When I received this note below from my brother, I wept!!!
“… I did my laundry today … Gabriel Bebonbechem 13/05/2014 20:36.”
Frankly speaking, I felt so bad, not because I had never felt depressed enough not to even want to get out of bed, bathe or even talk to anyone, but because I realized how distorted my hero’s brain and thought pattern had become. I could identify with that feeling of ‘huge accomplishment’ after you had battled to even take that laundry to the washing machine and just dump it in there.
I must confess that some day, not to far ago (yes only last week), I did dump some laundry in there and just forgot about them until two days later. On another ocassion, I saw 1 pm meet me in bed, not asleep – but not finding it to get out of the ‘bad bed’.
And so what’s the big deal?
These episodes may be mild especially for those mentally challenged and ill who find even taking their meds, brushing their teeth, eating or refrain from eating – doing the mundane on a daily basis, an excruciating challenge.
When I read my lovely granny Jill’s memoir of her son David, one think that struck me was her determination to help her boy keep or stay neat. I am sure she understood that he just couldn’t do it anymore, and she even hired a help once or twice. Then she took it upon herself to go to his apartment on the agreed tuesday evenings – as she writes that they had agreed to do ‘cleaning’ of his apartment together. She says she ended up doing it all by herself and took his laundry back with her. Yes, this was an even bigger deal than my brother’s.
It is easy for those who have never had to face such a challenge or be a caregiver to a loved one going through such, to understand or even empathise. They are quick to remind you to ‘put a grip on yourself’, ‘pull yourself together’, ‘take care of your shit’ and what have you?

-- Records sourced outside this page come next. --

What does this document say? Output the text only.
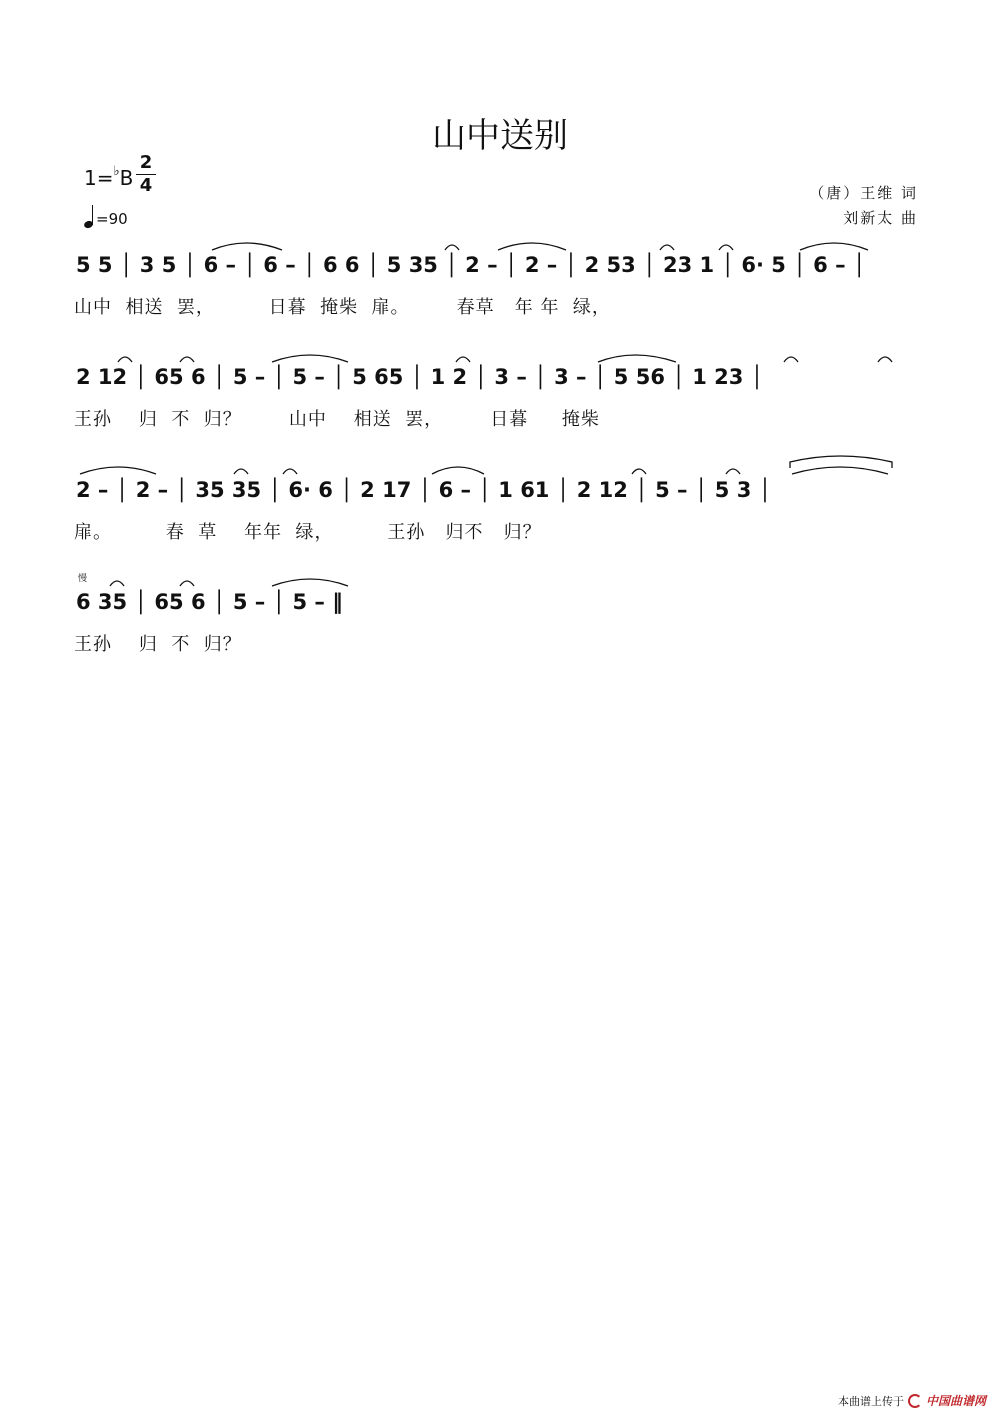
山中送别
1=♭B
2
4
=90
（唐）王维 词
刘新太 曲
5 5 │ 3 5 │ 6 – │ 6 – │ 6 6 │ 5 35 │ 2 – │ 2 – │ 2 53 │ 23 1 │ 6· 5 │ 6 – │
山中  相送  罢，        日暮  掩柴  扉。       春草   年 年  绿，
2 12 │ 65 6 │ 5 – │ 5 – │ 5 65 │ 1 2 │ 3 – │ 3 – │ 5 56 │ 1 23 │
王孙    归  不  归？       山中    相送  罢，       日暮     掩柴
2 – │ 2 – │ 35 35 │ 6· 6 │ 2 17 │ 6 – │ 1 61 │ 2 12 │ 5 – │ 5 3 │
扉。        春  草    年年  绿，        王孙   归不   归？
慢
6 35 │ 65 6 │ 5 – │ 5 – ‖
王孙    归  不  归？
本曲谱上传于 中国曲谱网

We see the people we often label ‘mad’, pulling their ‘gabs’ on the street, having the same outfit on since New Year’s eve whereas Christmas is already around the corner. They stench, irritate, embarass, and maybe get a nasty stare from us? Simpletons like that, how dare they even walk on the same streets right?
Many Families give up, they are helpless and hopeless. What resources do you have to feed yourselves before thinking on picking up and understanding such perilous care of a now mentally ill member? Has it boiled down to his not even able to bathe or do his laundry? No that’s not my son some may say.
I sincerely hope we do a lot of retrospection and take on resolutions. Yes, doing your laundry may be an uphill task for some. I once had a blogger friend in here whom I haven’t read from for long: She blogged over at paddling for Peace – but I just checked and they say the blog has been deleted. She once tracked her efforts to do her laundry and it took almost two weeks. I called her Pax and I always wished her to find peace.
Dear gentle readers and followers, maybe we can’t do much much but we sure can feel and wish others well. May we start there, and may caregivers not give up on their faith for their loved one even if they can no longer do their Laundry.